One of the characters, Miss Montaubyn, has had her life transformed by . . .  the Lord? Quaker sentiment? Child-like faith? The book seemed more Quaker-like than Biblical, but it made me think. And here is what Miss Montaubyn says, quoting the lady that told her about God,

"'"[W]e've all been thinkin' we've been believin', an' none of us 'as. If we 'ad what 'd there be to be afraid of? If we believed a king was givin' us our livin' an' takin' care of us who 'd be afraid of not 'avin' enough to eat?"'"

Really, it's not a new thought, but I've become so realistic in my thinking, I wonder if I need to go back to having some unrealistic faith.

Thursday, January 1, 2015

130: waiting (Dietrich Bonhoeffer)

my love bug
ChristianAudio's free audiobook of the month for December was God is in the Manger by Dietrich
Bonhoeffer. So I downloaded it but didn't really do anything with it. Until the last few days.


So I bring you a quote from Week One, Day Two. For more information about Dietrich Bonhoeffer, I recommend Focus on the Family Radio Theatre's dramatization of his life. And, fyi, this month's free audiobook at is C.H. Spurgeon's Morning and Evening devotional.

Now to the quote!

"Celebrating Advent means being able to wait. Waiting is an art that our impatient age has forgotten. It wants to break open the ripe fruit when it has hardly finished planting the shoot. But all too often the greedy eyes are only deceived. The fruit that seemed so precious is still green on the inside, and the disrespectful hands ungratefully toss aside what has so disappointed them.

Whoever does not know the austere blessedness of waiting, that is, of hopefully doing without, will never experience the full blessing of fulfillment. Those who do not know how it feels to struggle anxiously with the deepest questions of life, of their life, and to patiently look forward with anticipation until the truth is revealed, cannot even dream of the splendor of the moment in which clarity is illuminated for them; and for those who do not want to win the friendship and love of another person, who do not expectantly open up their soul to the soul of the other person, until friendship and love come, until they make their entrance, for such people the deepest blessing of the one life of two intertwined souls will remain forever hidden. For the greatest, most profound, tenderest things in the world, we must wait. . . .
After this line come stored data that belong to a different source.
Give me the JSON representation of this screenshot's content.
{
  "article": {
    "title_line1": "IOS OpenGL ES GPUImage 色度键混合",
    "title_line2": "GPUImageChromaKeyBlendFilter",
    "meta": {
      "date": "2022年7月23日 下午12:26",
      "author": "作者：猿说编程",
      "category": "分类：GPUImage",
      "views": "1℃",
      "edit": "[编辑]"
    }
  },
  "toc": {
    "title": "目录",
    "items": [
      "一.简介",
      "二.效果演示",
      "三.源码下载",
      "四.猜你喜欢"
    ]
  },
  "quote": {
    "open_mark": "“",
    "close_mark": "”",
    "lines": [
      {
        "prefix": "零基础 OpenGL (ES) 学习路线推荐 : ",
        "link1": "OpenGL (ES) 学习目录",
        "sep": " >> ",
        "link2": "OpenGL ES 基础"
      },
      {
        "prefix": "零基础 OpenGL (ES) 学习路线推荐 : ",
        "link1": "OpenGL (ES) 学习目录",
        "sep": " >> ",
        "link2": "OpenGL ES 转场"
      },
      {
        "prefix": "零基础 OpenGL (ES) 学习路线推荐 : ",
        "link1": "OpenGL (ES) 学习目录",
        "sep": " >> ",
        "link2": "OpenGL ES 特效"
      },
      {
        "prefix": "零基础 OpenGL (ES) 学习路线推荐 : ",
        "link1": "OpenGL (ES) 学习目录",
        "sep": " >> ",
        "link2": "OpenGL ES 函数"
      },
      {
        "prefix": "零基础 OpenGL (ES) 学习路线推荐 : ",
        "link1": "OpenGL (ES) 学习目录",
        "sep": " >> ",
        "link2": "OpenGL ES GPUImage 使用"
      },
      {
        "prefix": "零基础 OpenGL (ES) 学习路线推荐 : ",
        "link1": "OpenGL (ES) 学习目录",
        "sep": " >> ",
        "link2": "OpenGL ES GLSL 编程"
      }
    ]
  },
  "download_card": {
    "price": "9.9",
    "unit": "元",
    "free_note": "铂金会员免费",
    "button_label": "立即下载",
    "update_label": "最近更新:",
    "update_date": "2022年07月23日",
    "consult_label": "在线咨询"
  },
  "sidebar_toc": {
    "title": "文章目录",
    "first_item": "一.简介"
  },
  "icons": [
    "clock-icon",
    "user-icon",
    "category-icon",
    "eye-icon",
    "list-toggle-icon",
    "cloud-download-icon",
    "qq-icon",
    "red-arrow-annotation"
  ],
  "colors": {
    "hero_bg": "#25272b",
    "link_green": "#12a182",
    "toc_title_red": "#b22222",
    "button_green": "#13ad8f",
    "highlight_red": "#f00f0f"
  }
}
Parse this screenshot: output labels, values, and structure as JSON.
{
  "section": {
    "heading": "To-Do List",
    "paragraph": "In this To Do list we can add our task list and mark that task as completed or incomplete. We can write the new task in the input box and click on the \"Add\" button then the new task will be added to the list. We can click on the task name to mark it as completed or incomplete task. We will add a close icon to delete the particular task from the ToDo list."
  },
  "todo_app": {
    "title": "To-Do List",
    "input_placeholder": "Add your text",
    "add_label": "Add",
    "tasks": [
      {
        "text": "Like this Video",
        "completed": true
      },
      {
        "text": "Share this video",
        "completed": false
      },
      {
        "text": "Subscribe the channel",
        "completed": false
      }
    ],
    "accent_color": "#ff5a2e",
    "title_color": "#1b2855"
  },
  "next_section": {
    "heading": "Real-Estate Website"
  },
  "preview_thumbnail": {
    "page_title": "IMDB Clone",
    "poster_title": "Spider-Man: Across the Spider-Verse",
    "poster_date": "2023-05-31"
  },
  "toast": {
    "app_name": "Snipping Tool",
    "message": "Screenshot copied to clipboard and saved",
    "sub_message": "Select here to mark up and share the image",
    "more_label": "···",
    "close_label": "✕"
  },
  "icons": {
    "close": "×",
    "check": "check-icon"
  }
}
'. . . . We shall both experience a few dark hours. Why should we disguise that from each other? We shall ponder the incomprehensibility of our lot, and be assailed by the questions of "why?" over and above the darkness already enshrouding humanity, we should be subjected to the bitter anguish of a separation whose purpose we fail to understand; and then, just when everything is bearing down on us to such an extent that we can scarcely withstand it, the Christmas message comes to tell us that all our ideas are wrong, and that what we take to be evil and dark is really good and light because it comes from God. Our eyes are at fault. That is all. God is in the manger. . . . No evil can befall us. Whatever men may do to us, they cannot but serve the God who is secretly revealed as love and rules the world and our lives.' Letter to fiance Maria . . . from prison, December 13, 1943."